In the final quarter of 2012, several investors made big bets on the future health of the Aspen downtown commercial core. These investors bought investment properties with capitalization rates — a common measure of investment real estate values — in the low 4 percent range, and redevelopment sites at land prices over $1,500 per buildable square foot.
In order to make sense of these types of values, an investor would have to have a very bullish outlook for the future of commercial space in downtown Aspen. The question is whether these outlooks are justified. The answer is they may very well be.
In the past year, the Aspen commercial downtown core has seen a significant drop in commercial vacancy rates for both retail and office space. In early 2012, the commercial vacancy rate in downtown Aspen stood at roughly 6.2 percent, with about 66,000 square feet of both office and retail space looking for tenants.

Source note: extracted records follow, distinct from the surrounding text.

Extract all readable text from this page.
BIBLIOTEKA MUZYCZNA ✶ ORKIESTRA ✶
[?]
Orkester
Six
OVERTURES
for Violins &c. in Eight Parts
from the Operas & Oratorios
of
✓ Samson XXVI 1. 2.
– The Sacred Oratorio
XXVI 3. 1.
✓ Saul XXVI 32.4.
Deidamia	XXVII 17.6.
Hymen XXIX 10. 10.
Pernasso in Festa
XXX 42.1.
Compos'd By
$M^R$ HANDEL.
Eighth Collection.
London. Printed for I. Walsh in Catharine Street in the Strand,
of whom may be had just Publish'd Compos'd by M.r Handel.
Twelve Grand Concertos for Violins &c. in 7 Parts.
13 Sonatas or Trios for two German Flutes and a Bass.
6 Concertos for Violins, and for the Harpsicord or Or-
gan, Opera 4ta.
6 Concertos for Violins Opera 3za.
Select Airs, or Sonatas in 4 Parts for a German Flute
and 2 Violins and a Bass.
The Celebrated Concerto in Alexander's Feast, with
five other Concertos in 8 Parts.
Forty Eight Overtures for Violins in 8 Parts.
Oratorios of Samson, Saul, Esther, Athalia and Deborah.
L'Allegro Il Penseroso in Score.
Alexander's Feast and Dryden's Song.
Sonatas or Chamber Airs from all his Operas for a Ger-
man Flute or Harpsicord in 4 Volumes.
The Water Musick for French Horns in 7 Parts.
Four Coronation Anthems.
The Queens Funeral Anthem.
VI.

This was a significant decline in the vacancy rate since it peaked at about 10 percent in the summer of 2010. When you looked at the vacancy rates in just the downtown core, the area south of Main Street between Monarch and Original streets, the vacancy rate was closer to 3.6 percent. At that time, landlords were getting between $125 to $145 per square foot, net of expenses, for prime retail locations, which was about 30 percent less from the market peak in 2007 and 2008.
Today, the overall vacancy rate for Aspen commercial space is about 4.5 percent, or about 48,000 square feet split roughly 50/50 between office and retail vacancy. When you look at only the downtown commercial core, the vacancy rate drops to about 3.3 percent.

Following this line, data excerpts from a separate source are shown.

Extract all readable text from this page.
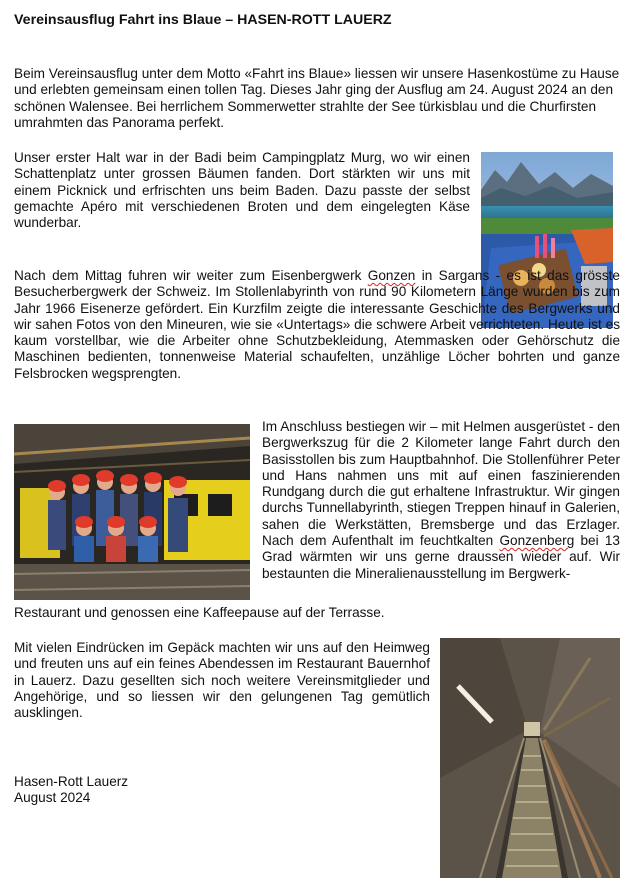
Vereinsausflug Fahrt ins Blaue – HASEN-ROTT LAUERZ

Beim Vereinsausflug unter dem Motto «Fahrt ins Blaue» liessen wir unsere Hasenkostüme zu Hause und erlebten gemeinsam einen tollen Tag. Dieses Jahr ging der Ausflug am 24. August 2024 an den schönen Walensee. Bei herrlichem Sommerwetter strahlte der See türkisblau und die Churfirsten umrahmten das Panorama perfekt.

Unser erster Halt war in der Badi beim Campingplatz Murg, wo wir einen Schattenplatz unter grossen Bäumen fanden. Dort stärkten wir uns mit einem Picknick und erfrischten uns beim Baden. Dazu passte der selbst gemachte Apéro mit verschiedenen Broten und dem eingelegten Käse wunderbar.

Nach dem Mittag fuhren wir weiter zum Eisenbergwerk Gonzen in Sargans - es ist das grösste Besucherbergwerk der Schweiz. Im Stollenlabyrinth von rund 90 Kilometern Länge wurden bis zum Jahr 1966 Eisenerze gefördert. Ein Kurzfilm zeigte die interessante Geschichte des Bergwerks und wir sahen Fotos von den Mineuren, wie sie «Untertags» die schwere Arbeit verrichteten. Heute ist es kaum vorstellbar, wie die Arbeiter ohne Schutzbekleidung, Atemmasken oder Gehörschutz die Maschinen bedienten, tonnenweise Material schaufelten, unzählige Löcher bohrten und ganze Felsbrocken wegsprengten.

Im Anschluss bestiegen wir – mit Helmen ausgerüstet - den Bergwerkszug für die 2 Kilometer lange Fahrt durch den Basisstollen bis zum Hauptbahnhof. Die Stollenführer Peter und Hans nahmen uns mit auf einen faszinierenden Rundgang durch die gut erhaltene Infrastruktur. Wir gingen durchs Tunnellabyrinth, stiegen Treppen hinauf in Galerien, sahen die Werkstätten, Bremsberge und das Erzlager. Nach dem Aufenthalt im feuchtkalten Gonzenberg bei 13 Grad wärmten wir uns gerne draussen wieder auf. Wir bestaunten die Mineralienausstellung im Bergwerk-

Restaurant und genossen eine Kaffeepause auf der Terrasse.

Mit vielen Eindrücken im Gepäck machten wir uns auf den Heimweg und freuten uns auf ein feines Abendessen im Restaurant Bauernhof in Lauerz. Dazu gesellten sich noch weitere Vereinsmitglieder und Angehörige, und so liessen wir den gelungenen Tag gemütlich ausklingen.

Hasen-Rott Lauerz
August 2024
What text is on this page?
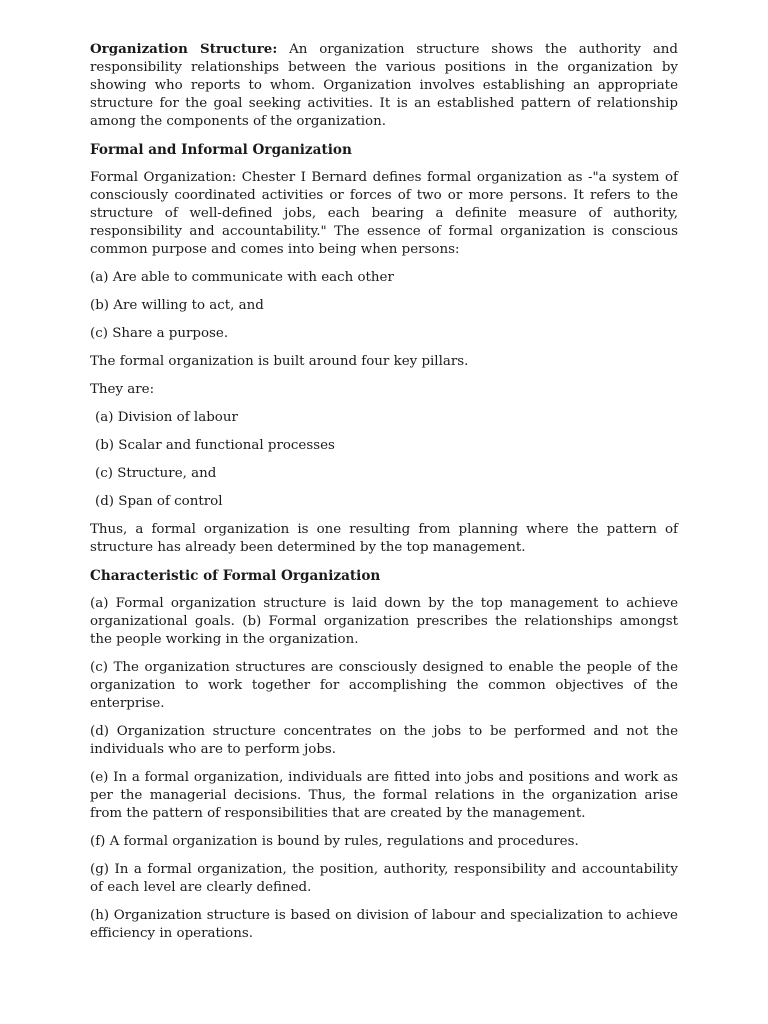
Organization Structure: An organization structure shows the authority and responsibility relationships between the various positions in the organization by showing who reports to whom. Organization involves establishing an appropriate structure for the goal seeking activities. It is an established pattern of relationship among the components of the organization.

Formal and Informal Organization

Formal Organization: Chester I Bernard defines formal organization as -"a system of consciously coordinated activities or forces of two or more persons. It refers to the structure of well-defined jobs, each bearing a definite measure of authority, responsibility and accountability." The essence of formal organization is conscious common purpose and comes into being when persons:

(a) Are able to communicate with each other

(b) Are willing to act, and

(c) Share a purpose.

The formal organization is built around four key pillars.

They are:

(a) Division of labour

(b) Scalar and functional processes

(c) Structure, and

(d) Span of control

Thus, a formal organization is one resulting from planning where the pattern of structure has already been determined by the top management.

Characteristic of Formal Organization

(a) Formal organization structure is laid down by the top management to achieve organizational goals. (b) Formal organization prescribes the relationships amongst the people working in the organization.

(c) The organization structures are consciously designed to enable the people of the organization to work together for accomplishing the common objectives of the enterprise.

(d) Organization structure concentrates on the jobs to be performed and not the individuals who are to perform jobs.

(e) In a formal organization, individuals are fitted into jobs and positions and work as per the managerial decisions. Thus, the formal relations in the organization arise from the pattern of responsibilities that are created by the management.

(f) A formal organization is bound by rules, regulations and procedures.

(g) In a formal organization, the position, authority, responsibility and accountability of each level are clearly defined.

(h) Organization structure is based on division of labour and specialization to achieve efficiency in operations.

But when you also remove all vacant retail and office space that isn’t considered the prime locations or quality, the vacancy rate drops to under 1 percent. In short, the best office spaces and retail locations are for the most part 100 percent leased, and all that remains are the lesser retail locations and lower quality older office space.
Besides the decline in the vacancy rate, there also have been an escalation in rents. In recent months, new retail leases have been signed at rental rates in the $150 to $180 per square foot range. This is roughly a 20 percent increase from what was considered the top market rents in early 2012. An increase in office rents, particularly for class A space, is likely to follow in the near future since good quality office space is becoming scarce.
Although there are some new buildings currently planned and under construction, they are unlikely to have much of an impact in keeping rents from moving up. Primarily, this is because 45,000 square feet of new space currently being built represents less than 4 percent of the total inventory of commercial office and retail space, and is mostly replacing old existing commercial space.
Over the past 40 years, Aspen commercial office and retail rents have escalated at roughly a 7.1 percent annual rate. This is a rate of increase that’s more than double the rent increases seen during the same period in most major cities around the country. The primary reason why Aspen has experienced this rate of commercial rent increases over the years is the lack of land and the political constraints on developing new commercial space.
So, in answering the question of whether the recent high prices paid for Aspen commercial buildings and sites are justified, it depends on the likelihood that Aspen is about to experience another round of significant commercial rent increases over the next few years as the existing supply of available space diminishes.